Please note that this post is from 2008. Evaluate with care and in light of later events.

Creative Commons – Freeing America’s Operating System:

Last November Carl Malamud’s Public.Resource.Org announced an initiative to free 1.8 million pages of U.S. case law, publishing them online with no restrictions on reuse.

Today the results of this initiative are available at http://bulk.resource.org/courts.gov/.

From the press release (pdf):

Today’s release covers all U.S. Supreme Court decisions and all Courts of Appeals decisions from 1950 on. The release is equivalent to 1,858 volumes of case law in book form, a stack of books 348 feet tall.

Also from the press release, David Boies says:

Practical access for all Americans to legal cases and material is essential to the rule of law.  The Legal Commons is an important step in reducing the barriers to effective representation of average citizens and public interest advocates.
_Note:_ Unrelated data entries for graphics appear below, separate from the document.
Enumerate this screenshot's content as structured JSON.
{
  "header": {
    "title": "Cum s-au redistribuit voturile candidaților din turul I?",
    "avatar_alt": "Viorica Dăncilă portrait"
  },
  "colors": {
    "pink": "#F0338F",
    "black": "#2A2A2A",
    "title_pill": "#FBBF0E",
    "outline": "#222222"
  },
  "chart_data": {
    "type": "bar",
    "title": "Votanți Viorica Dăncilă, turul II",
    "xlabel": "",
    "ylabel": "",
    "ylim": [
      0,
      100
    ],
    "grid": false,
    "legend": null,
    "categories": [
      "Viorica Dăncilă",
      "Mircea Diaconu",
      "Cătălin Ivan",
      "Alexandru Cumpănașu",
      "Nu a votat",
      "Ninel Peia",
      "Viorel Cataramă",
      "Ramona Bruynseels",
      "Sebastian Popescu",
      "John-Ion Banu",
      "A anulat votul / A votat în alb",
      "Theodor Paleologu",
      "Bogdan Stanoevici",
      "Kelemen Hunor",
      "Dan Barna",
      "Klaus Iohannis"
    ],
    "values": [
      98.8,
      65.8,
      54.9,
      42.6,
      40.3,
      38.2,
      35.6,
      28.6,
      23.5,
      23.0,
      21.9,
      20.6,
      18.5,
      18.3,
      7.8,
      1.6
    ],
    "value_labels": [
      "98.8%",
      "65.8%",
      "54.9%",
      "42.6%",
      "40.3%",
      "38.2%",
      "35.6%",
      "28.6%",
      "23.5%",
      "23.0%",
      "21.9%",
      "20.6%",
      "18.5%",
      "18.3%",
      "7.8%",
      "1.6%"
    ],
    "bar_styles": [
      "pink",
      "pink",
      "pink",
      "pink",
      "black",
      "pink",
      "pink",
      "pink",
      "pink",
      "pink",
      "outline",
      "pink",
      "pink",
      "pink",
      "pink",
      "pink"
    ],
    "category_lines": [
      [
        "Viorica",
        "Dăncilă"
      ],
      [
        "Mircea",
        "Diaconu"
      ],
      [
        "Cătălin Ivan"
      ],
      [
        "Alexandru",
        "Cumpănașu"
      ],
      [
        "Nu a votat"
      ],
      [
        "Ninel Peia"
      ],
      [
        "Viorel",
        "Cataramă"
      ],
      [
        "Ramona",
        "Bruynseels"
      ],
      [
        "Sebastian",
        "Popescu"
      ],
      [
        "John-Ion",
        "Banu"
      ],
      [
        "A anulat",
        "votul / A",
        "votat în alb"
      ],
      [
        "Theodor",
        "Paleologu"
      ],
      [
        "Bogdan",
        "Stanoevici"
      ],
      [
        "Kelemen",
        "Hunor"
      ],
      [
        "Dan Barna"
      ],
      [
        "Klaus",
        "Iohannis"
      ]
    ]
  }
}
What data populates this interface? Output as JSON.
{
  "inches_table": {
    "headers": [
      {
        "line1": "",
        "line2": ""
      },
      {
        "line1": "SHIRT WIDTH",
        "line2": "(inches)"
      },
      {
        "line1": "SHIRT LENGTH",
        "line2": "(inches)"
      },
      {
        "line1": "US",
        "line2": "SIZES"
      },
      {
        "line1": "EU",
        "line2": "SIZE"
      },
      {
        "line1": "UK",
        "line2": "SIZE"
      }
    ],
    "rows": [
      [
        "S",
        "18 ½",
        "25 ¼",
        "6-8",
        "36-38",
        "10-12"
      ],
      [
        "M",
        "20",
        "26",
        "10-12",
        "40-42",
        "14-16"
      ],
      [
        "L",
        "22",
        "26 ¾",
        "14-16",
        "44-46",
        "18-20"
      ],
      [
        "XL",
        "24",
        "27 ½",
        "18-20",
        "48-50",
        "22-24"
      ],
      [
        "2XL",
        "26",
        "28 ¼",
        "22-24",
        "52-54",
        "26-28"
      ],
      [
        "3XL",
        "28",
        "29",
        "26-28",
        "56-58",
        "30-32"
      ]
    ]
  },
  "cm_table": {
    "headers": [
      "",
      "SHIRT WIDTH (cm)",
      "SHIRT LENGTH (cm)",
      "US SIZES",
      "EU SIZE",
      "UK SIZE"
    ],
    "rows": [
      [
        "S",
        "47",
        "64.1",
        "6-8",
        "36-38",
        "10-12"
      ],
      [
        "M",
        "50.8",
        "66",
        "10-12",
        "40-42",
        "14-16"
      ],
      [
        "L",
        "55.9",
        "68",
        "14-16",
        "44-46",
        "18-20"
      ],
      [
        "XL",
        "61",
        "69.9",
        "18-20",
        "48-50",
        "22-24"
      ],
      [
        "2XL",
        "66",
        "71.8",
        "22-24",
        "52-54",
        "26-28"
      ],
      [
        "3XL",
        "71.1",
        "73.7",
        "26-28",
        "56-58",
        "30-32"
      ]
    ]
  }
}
Developers and resource providers are already picking up on this:

The cases made available to developers today will be used throughout the Internet. For example, the AltLaw service from Columbia and Colorado Law Schools has announced they will incorporate the information in their free service. Creative Commons and Public.Resource.Org are donating a copy of the data to the U.S. Courts and the Government Printing Office for their archives. A number of commercial legal research providservices.

Interesting developments in the legal research world! I just commented on the new “Public Library of Law” that’s doing something similar. And just to reiterate, the “gold standards” of legal research in the U.S. are Westlaw and LexisNexis, and both services are very expensive. More competition is a good thing, and an even better thing is to have free open/public access to legal information.